Written by Beowulf Sheehan
In 1941, the writer James Agee and photographer Walker Evans published Let Us Now Praise Famous Men, a social document on the life of the American sharecropper family as the country tried to wrestle its way out of The Great Depression. Though not all suffered as the sharecropper did in that time, all were able to glimpse that life and that era through the book. With its intimate writing of impoverished family life coupled with striking photography, Let Us Now Praise Famous Men was regarded as an innovation in journalism, “a work of art” in its time.
A near-century later, society’s fluency in the language of the word and the image has grown exponentially. The advent of commerce and its use of this language mean exposure to countless words and photographs in the day of a life of a first-world citizen. With so much content fed to us, there is much that we ignore – but what image compels a response? Time is as dynamic as we are. And yet, for all that we see, there are specific images that stay with us. Beauty is very much in the eye of the beholder. Though the definition and criteria change from person to person, there are master works in the lexicon of imagery to which most of us respond.
The boldest of image makers seek to make pictures that both lead and reflect our culture. Consider, for example, the career of Marilyn Manson. Yes, Marilyn Manson. In the early 1990s, a young twenty-something Manson (born Brian Warner) performed to a young audience as part of “Marilyn Manson & The Spooky Kids.” His promotional material consisted in part of drawings he made of his bandmates and himself, all as cartoon characters. Manson’s drawn self wore a hat, à la Dr. Seuss’s Cat in the Hat.
As acclaim for and controversy over the band grew, the group honed its sound and name (to just Marilyn Manson). Marilyn Manson himself matured and his work – from singer and songwriter to also producer, record company founder, actor, and even liqueur company founder – diversified. Manson built not just a brand but also an icon. With each step forward, his image grew, too. Some 25 years after sporting a self-image referencing a children’s book character, Marilyn Manson – having created his image as the provocateur and the subversive – presented himself as the virtuoso with the cover art for his 2015 album The Pale Emperor.
Photographer Nicholas Alan Cope delivers icons of Marilyn Manson, mover from subculture to popular culture, as master of his domain – and the works smartly recall those of Francis Bacon, the master painter.

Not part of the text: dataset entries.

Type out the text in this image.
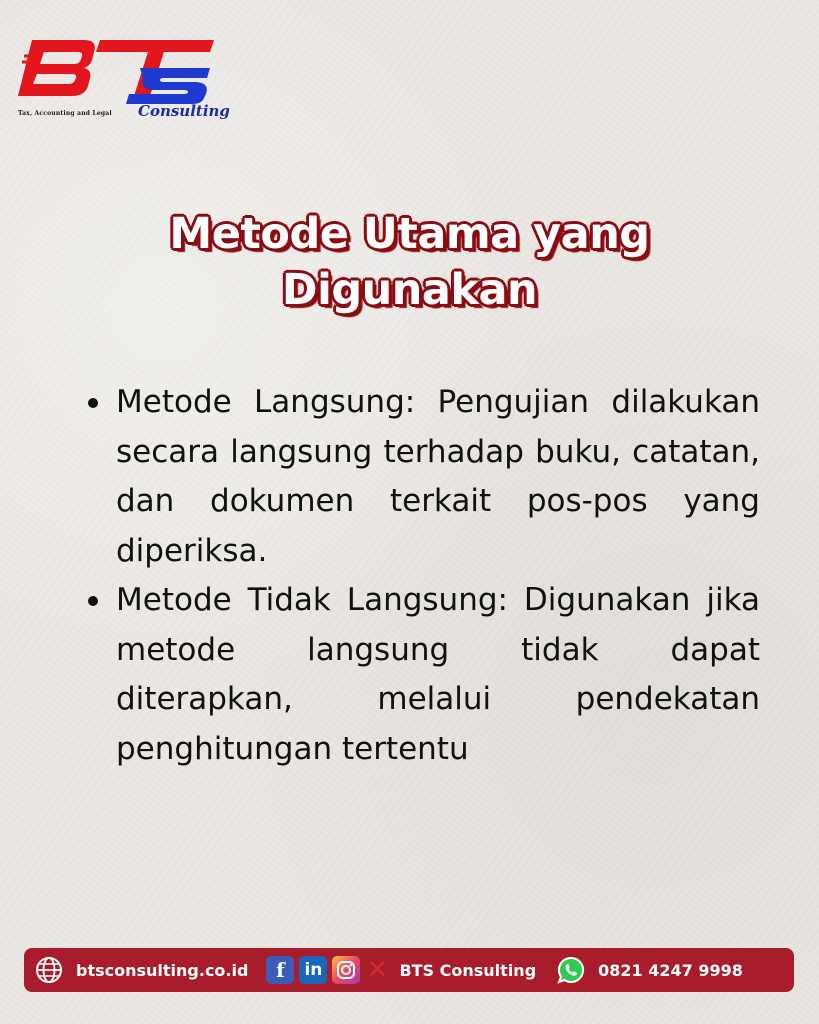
Tax, Accounting and Legal Consulting
Metode Utama yang
Digunakan
Metode Langsung: Pengujian dilakukan secara langsung terhadap buku, catatan, dan dokumen terkait pos-pos yang diperiksa.
Metode Tidak Langsung: Digunakan jika metode langsung tidak dapat diterapkan, melalui pendekatan penghitungan tertentu
btsconsulting.co.id	f	in ✕ BTS Consulting	0821 4247 9998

Head of Man: Study of Drawing by Van Gogh (1959), Man with Head Wound (1955), Study after Velázquez’s Portrait of Pope Innocent X (1953), and Study for a Portrait (1952) are among the Bacon works that one can see as foundations of the language Cope and Manson speak. It is only fitting that the paintings that struck society from the 1940s to the 1980s be echoed in the art of a musician who shocked society from the 1990s to today. Both Bacon and Manson had distinct ways of seeing their worlds, and each impacted their audiences and beyond with their visions.
That is the aim when commerce speaks the language of the visual: Create an image that resonates and remains with the viewer. That resonance might require seeing the old (and the then-lauded) anew, introducing the never-before-seen or never-before-considered, creating spectacle and excitement where before there was no story worth telling or reading. Know your audience. It’s vital to mirror your goals to those of your audience. It’s better (and harder) to lead your audience. As your audience matures and diversifies its wants and needs, you must also mature and diversify to meet (or, better, create) theirs.

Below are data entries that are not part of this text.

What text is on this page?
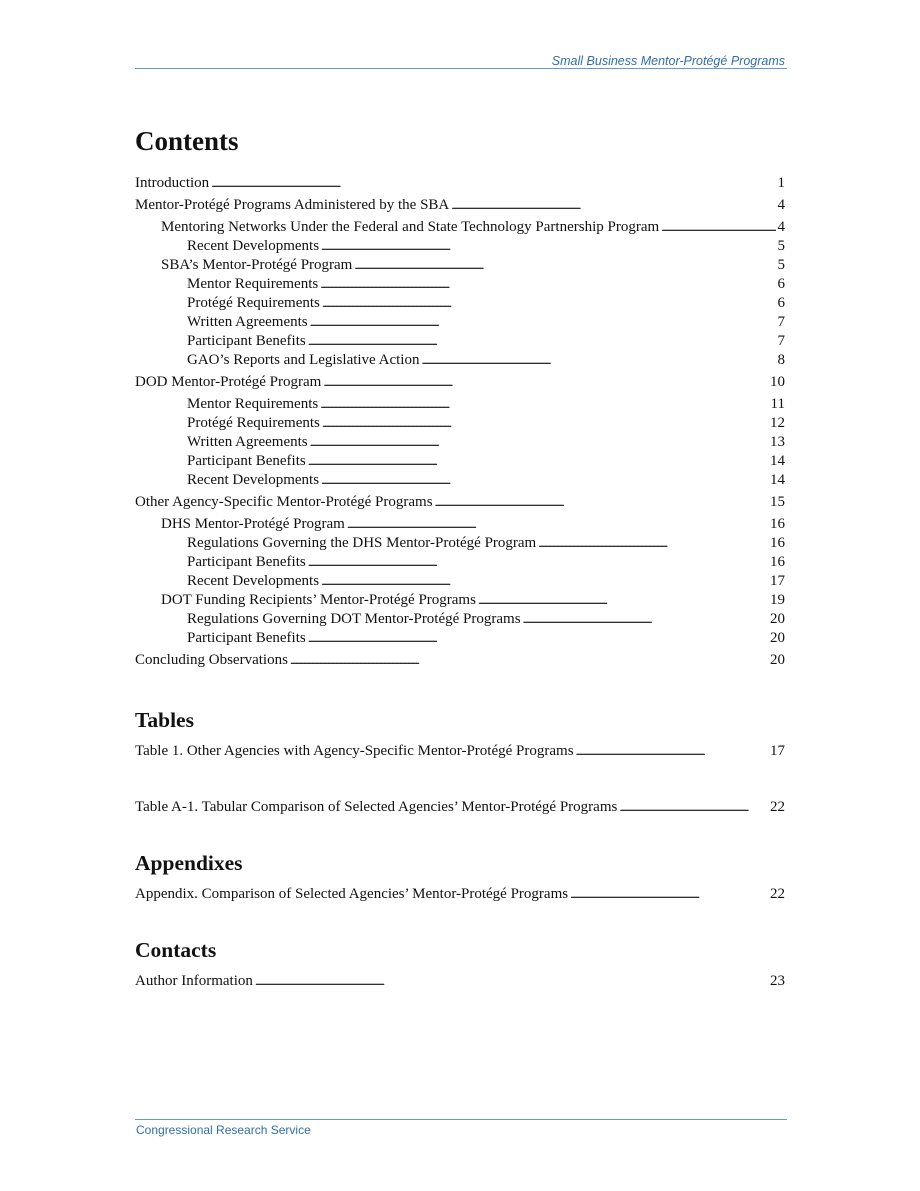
Small Business Mentor-Protégé Programs
Contents
Introduction . . .	1
Mentor-Protégé Programs Administered by the SBA . . .	4
Mentoring Networks Under the Federal and State Technology Partnership Program . . .	4
Recent Developments . . .	5
SBA’s Mentor-Protégé Program . . .	5
Mentor Requirements . . .	6
Protégé Requirements . . .	6
Written Agreements . . .	7
Participant Benefits . . .	7
GAO’s Reports and Legislative Action . . .	8
DOD Mentor-Protégé Program . . .	10
Mentor Requirements . . .	11
Protégé Requirements . . .	12
Written Agreements . . .	13
Participant Benefits . . .	14
Recent Developments . . .	14
Other Agency-Specific Mentor-Protégé Programs . . .	15
DHS Mentor-Protégé Program . . .	16
Regulations Governing the DHS Mentor-Protégé Program . . .	16
Participant Benefits . . .	16
Recent Developments . . .	17
DOT Funding Recipients’ Mentor-Protégé Programs . . .	19
Regulations Governing DOT Mentor-Protégé Programs . . .	20
Participant Benefits . . .	20
Concluding Observations . . .	20
Tables
Table 1. Other Agencies with Agency-Specific Mentor-Protégé Programs . . .	17
Table A-1. Tabular Comparison of Selected Agencies’ Mentor-Protégé Programs . . .	22
Appendixes
Appendix. Comparison of Selected Agencies’ Mentor-Protégé Programs . . .	22
Contacts
Author Information . . .	23
Congressional Research Service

They love you when you’re on all the covers When you’re not then they love another – Marilyn Manson, from The Dope Show (1998)
In modern society, in the landscape of the visual, your image is your brand. You must be part of the conversation. Having something to say is the natural impetus to your work. Your audience expects you to say it in pictures. If you speak boldly enough, you will not only be heard. As the cliché goes, you’ll be a rock star. Keep leading the conversation from there.
You needn’t create a spectacle, but you do need to be noticed and desired. Fashion is ephemeral. Style – your individual, compelling voice – lasts a lifetime.